A Minor Inconvenience
We got stuck only once and when I got out to help two Good Samaritan safari guides push, the talc-like sand was over my ankles. Anyway, we arrived at camp in the dark around eight. Wildebeeste were everywhere, sometimes streaming wraithlike through our headlight beams. We also saw black-backed jackal, three spotted hyenas and a lone cheetah. Lions were mysteriously absent. Or well hidden.
Work, Work, Work!
It took us ten hours to drive from Manyara to the North Gate of the park, 400 dusty, bumpy kilometers. Andrea rode up front with Omari while Candace and Becky gabbed behind them.
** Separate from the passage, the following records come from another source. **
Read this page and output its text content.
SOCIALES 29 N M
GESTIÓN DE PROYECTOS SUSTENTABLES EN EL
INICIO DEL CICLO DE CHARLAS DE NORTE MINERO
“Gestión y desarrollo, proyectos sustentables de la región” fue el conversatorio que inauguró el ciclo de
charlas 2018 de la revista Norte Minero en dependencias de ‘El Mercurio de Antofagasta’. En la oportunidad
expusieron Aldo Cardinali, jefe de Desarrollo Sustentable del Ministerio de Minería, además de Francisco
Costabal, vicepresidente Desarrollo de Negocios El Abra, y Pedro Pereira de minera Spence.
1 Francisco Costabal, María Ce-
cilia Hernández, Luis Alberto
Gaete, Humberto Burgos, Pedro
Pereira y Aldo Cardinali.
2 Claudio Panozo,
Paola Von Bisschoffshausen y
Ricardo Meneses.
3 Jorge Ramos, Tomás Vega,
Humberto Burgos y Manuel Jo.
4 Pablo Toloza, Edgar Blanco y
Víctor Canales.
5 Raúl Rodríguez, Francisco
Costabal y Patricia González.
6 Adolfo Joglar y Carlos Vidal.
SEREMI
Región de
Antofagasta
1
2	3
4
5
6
Connie, not a time-waster, continued downloading and editing photos, thanks to the thoughtfully placed electrical outlets in the Land Cruiser.
Not at all M*A*S*H
Mara Mara Tent Camp is a mobile complex, moving every couple of months. But don’t think of it like a set from M*A*S*H. There are 8 safari tents with king beds, solar electricity, en-suite toilets and hot showers on demand — you ask and they bring hot water! The dining tent isn’t up to Hemingway’s standards but it is better than we deserve.